Build a Comprehensive Carbon Tech Cluster Partnership
Despite the visionary investments Wyoming has made in carbon tech research centers, the state currently lacks a comprehensive strategy to develop the industry. Across the country and the world, the most successful clusters are driven by an intentional, overarching plan to attract companies, pass enabling policies, and hit key metrics. Wyoming could benefit greatly from the creation of a formal public-private partnership with industry, research centers, NGOs, and government leaders to strategically grow the state’s nascent carbon tech cluster.
Broadcast Wyoming’s Business Assets
From its abundance of land and business-friendly environment to its spirit of self-reliance and incredible recreational resources, Wyoming has much to offer carbon tech firms considering expansion or relocation. The state can highlight these resources with a marketing strategy that showcases its favorable business climate.
Leverage the High-Speed Internet Opportunity in Local Communities
Wyoming showed tremendous leadership by instituting a statewide broadband funding program in 2018. To maximize its impact, the state could increase incentives for competitive applications from municipalities who want to take advantage of this funding. By expanding access to internet services across local communities, Wyoming can position itself to foster a robust carbon tech value chain that supplies businesses with a pipeline of innovative R&D efforts and skilled technical workers.

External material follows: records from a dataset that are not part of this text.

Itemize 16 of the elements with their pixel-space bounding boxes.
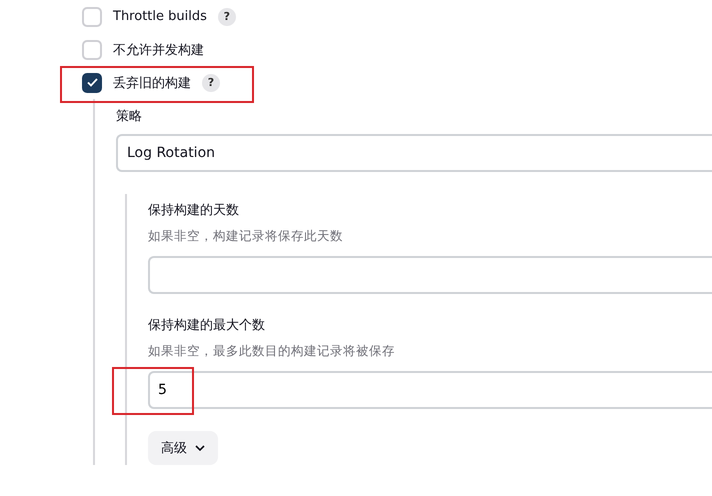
check-icon	[86, 78, 98, 87]
field-label: 保持构建的最大个数	[148, 317, 266, 334]
help-button[interactable]: ?	[202, 74, 220, 92]
strategy-select[interactable]: Log Rotation	[116, 134, 712, 172]
help-button[interactable]: ?	[218, 8, 236, 26]
input-field[interactable]: 5	[148, 371, 712, 409]
strategy-label: 策略	[116, 108, 143, 125]
checkbox[interactable]	[82, 72, 102, 92]
field-hint: 如果非空，最多此数目的构建记录将被保存	[148, 343, 396, 360]
option-label: 不允许并发构建	[113, 42, 204, 58]
option-label: Throttle builds	[113, 9, 207, 24]
field-label: 保持构建的天数	[148, 202, 240, 219]
option-label: 丢弃旧的构建	[113, 74, 191, 92]
input-field[interactable]	[148, 256, 712, 294]
field-hint: 如果非空，构建记录将保存此天数	[148, 228, 344, 245]
advanced-button[interactable]: 高级	[148, 431, 218, 465]
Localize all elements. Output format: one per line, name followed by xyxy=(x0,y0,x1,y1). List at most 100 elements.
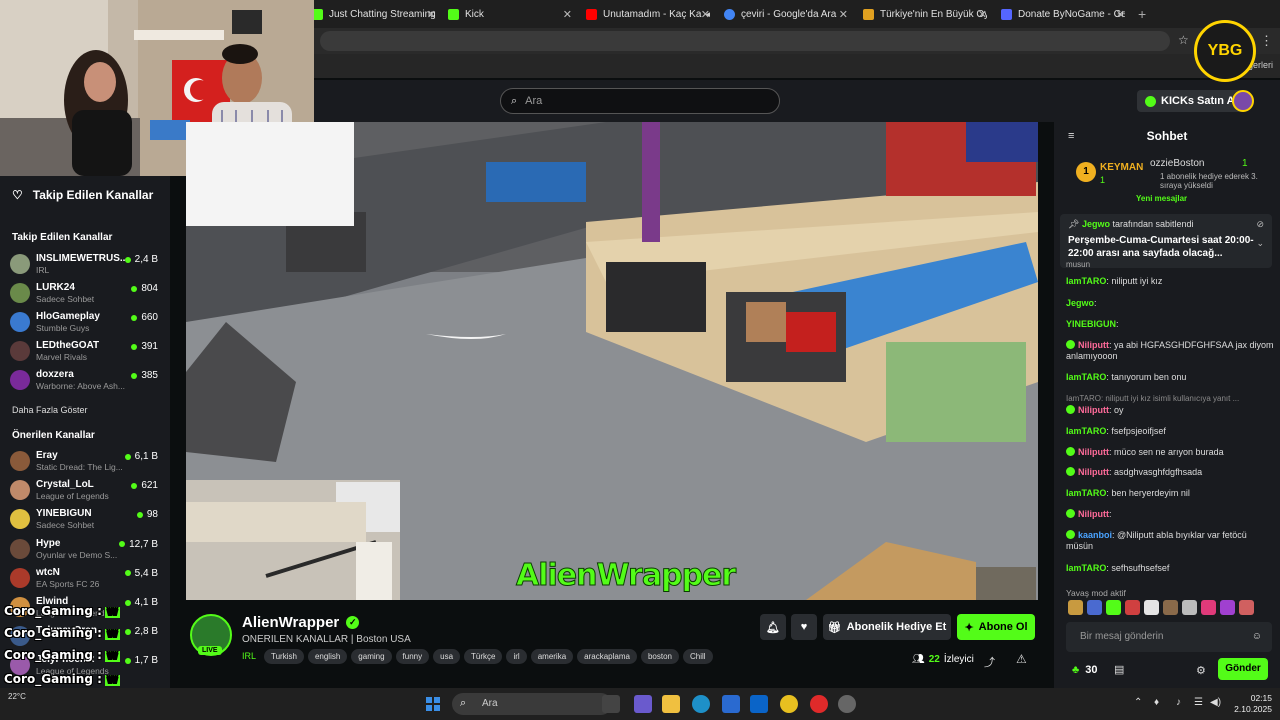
stream-tag[interactable]: usa xyxy=(433,649,461,664)
chat-username[interactable]: Niliputt xyxy=(1078,509,1109,519)
stream-category[interactable]: IRL xyxy=(242,651,256,661)
stream-tag[interactable]: arackaplama xyxy=(577,649,637,664)
chat-username[interactable]: Niliputt xyxy=(1078,405,1109,415)
chat-username[interactable]: IamTARO xyxy=(1066,276,1106,286)
sidebar-channel-item[interactable]: LEDtheGOAT Marvel Rivals 391 xyxy=(10,339,160,365)
video-player[interactable]: AlienWrapper xyxy=(186,122,1038,600)
top-gifter-name[interactable]: KEYMAN xyxy=(1100,162,1143,173)
sidebar-channel-item[interactable]: LURK24 Sadece Sohbet 804 xyxy=(10,281,160,307)
chat-username[interactable]: Jegwo xyxy=(1066,298,1094,308)
sidebar-header[interactable]: ♡ Takip Edilen Kanallar xyxy=(12,188,153,202)
sidebar-channel-item[interactable]: INSLIMEWETRUS... IRL 2,4 B xyxy=(10,252,160,278)
emote-icon[interactable] xyxy=(1182,600,1197,615)
emote-icon[interactable] xyxy=(1201,600,1216,615)
buy-kicks-button[interactable]: KICKs Satın Al xyxy=(1137,90,1246,112)
stream-tag[interactable]: Chill xyxy=(683,649,713,664)
chat-username[interactable]: YINEBIGUN xyxy=(1066,319,1116,329)
stream-tag[interactable]: Türkçe xyxy=(464,649,503,664)
chat-message-input[interactable]: Bir mesaj gönderin ☺ xyxy=(1066,622,1272,652)
emote-icon[interactable] xyxy=(1220,600,1235,615)
store-icon[interactable]: ▤ xyxy=(1114,663,1124,676)
follow-button[interactable]: ♥ xyxy=(791,614,817,640)
emote-icon[interactable] xyxy=(1239,600,1254,615)
stream-tag[interactable]: boston xyxy=(640,649,679,664)
chat-username[interactable]: IamTARO xyxy=(1066,563,1106,573)
close-tab-icon[interactable]: ✕ xyxy=(839,8,848,21)
stream-tag[interactable]: funny xyxy=(395,649,430,664)
sidebar-channel-item[interactable]: Hype Oyunlar ve Demo S... 12,7 B xyxy=(10,537,160,563)
browser-tab[interactable]: Donate ByNoGame - Geli ✕ xyxy=(1001,4,1125,24)
task-view-icon[interactable] xyxy=(602,695,620,713)
security-icon[interactable]: ♦ xyxy=(1154,697,1159,708)
send-button[interactable]: Gönder xyxy=(1218,658,1268,680)
show-more-link[interactable]: Daha Fazla Göster xyxy=(12,405,88,415)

Build a Strong Foundation for Future Foreign Direct Investment
Foreign direct investment (FDI) can be of particular value to Wyoming’s carbon tech industry since many innovative companies are based outside of the United States. Wyoming could build its reputation as a global leader in carbon tech by establishing more formal relationships with potential international trade partners, which could generate future investment in the state.
Create Incentives to Drive Demand for Wyoming’s Carbon Tech Products
Wyoming has an opportunity to update its infrastructure, particularly roads, bridges, and dams, with locally made carbon tech products. To leverage this opportunity, Wyoming could institute a set of procurement policies for public contracts to stimulate purchases of carbon tech products manufactured in-state. Setting up a competitive process that notifies and rewards bidders on state contracts for purchasing Wyoming-made carbon tech products—such as carbon tech concrete for road repair—will drive demand and open up key business opportunities to grow the industry.
Unleash Wyoming’s Wind Market
Wyoming carbon tech manufacturers could benefit from selling their products to the manufacturers of wind turbine components and transmission lines to be used for in-state wind projects. To fully harness this potential, Wyoming could foster its wind industry by providing dedicated leadership, policy stability, and tailored tax incentives.